Green logistics location-routing problem with eco-packages

Abstract

Optimization of the green logistics location-routing problem with eco-packages involves solving a two-echelon location-routing problem and the pickup and delivery problem with time windows. The first echelon consists of large eco-package transport, which is modeled by a time-discretized transport-concentrated network flow programming in the resource sharing state–space–time (SST) network. The second echelon focuses on small eco-package pickups and deliveries, established by the cost-minimized synchronization-oriented location routing model that minimizes the total generalized cost, which includes internal transportation cost, value of eco-packages, short-term benefits and environmental externalities.
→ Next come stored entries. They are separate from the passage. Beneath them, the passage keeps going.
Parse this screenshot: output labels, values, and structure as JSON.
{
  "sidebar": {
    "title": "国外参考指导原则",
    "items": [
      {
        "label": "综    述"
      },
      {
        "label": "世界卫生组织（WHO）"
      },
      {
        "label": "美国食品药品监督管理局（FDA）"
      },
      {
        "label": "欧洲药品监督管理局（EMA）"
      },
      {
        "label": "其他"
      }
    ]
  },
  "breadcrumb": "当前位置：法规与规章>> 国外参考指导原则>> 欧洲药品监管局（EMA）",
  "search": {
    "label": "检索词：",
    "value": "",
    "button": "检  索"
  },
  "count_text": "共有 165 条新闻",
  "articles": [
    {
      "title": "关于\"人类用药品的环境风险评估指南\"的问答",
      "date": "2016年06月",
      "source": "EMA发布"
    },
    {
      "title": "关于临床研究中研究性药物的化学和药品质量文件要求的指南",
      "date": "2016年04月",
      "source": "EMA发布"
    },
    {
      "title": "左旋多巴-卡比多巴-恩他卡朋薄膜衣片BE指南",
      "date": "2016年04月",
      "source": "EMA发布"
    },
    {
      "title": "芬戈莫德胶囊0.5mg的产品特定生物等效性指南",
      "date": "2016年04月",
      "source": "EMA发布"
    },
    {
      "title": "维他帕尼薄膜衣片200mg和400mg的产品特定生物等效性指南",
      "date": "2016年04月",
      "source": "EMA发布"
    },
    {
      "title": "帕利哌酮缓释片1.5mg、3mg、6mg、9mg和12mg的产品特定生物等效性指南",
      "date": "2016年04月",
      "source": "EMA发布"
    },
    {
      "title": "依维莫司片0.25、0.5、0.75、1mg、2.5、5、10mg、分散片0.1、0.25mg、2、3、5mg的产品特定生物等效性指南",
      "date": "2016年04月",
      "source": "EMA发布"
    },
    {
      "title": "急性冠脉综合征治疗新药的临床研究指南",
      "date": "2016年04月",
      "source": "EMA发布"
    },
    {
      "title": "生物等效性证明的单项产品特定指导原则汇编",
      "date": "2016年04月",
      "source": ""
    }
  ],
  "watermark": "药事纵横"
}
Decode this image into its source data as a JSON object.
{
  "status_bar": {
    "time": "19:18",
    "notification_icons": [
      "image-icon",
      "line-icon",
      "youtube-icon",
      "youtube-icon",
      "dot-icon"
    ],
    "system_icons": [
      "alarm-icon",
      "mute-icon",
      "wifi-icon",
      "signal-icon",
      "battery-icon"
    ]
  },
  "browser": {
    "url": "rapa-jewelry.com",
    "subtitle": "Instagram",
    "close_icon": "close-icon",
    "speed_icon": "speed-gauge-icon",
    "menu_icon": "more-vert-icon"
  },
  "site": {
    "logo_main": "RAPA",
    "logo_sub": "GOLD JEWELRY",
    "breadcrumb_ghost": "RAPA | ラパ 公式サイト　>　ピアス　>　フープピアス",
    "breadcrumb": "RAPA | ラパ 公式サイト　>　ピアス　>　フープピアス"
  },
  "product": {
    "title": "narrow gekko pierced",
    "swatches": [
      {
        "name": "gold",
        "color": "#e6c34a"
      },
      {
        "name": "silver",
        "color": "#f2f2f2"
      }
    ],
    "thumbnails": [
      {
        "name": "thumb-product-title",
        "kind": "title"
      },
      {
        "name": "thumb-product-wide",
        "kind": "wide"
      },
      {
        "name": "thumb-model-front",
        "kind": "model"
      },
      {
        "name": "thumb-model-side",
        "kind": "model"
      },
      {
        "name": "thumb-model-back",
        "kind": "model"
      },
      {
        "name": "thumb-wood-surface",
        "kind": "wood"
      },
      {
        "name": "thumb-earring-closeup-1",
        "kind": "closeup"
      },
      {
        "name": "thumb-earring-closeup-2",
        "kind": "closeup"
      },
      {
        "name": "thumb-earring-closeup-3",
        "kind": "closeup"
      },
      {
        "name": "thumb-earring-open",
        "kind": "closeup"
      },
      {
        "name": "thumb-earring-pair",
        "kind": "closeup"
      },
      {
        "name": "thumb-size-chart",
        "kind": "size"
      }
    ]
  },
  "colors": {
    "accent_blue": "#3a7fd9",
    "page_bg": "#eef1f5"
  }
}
In addition, the Gaussian mixture clustering algorithm is utilized to assign customers to their respective service providers in the pickup and delivery process, and a Clarke–Wright saving method-based non-dominated sorting genetic algorithm II is designed to optimize pickup and delivery routes, and improve their cost-effectiveness and degree of synchronization. Different strategy testing results are used in the service phase as input data to calculate the cost of the transport phase, which is solved through a Lagrangian relaxation approach. The 3D SST network representation innovatively captures the eco-package route sequence and state transition constraints over the shortest path in the pickup and delivery at any given moment of the transport phase. A large-scale logistics network in Chengdu, China, is used to demonstrate the proposed model and algorithm, and undertake sensitivity analysis considering the life cycle of green eco-packages.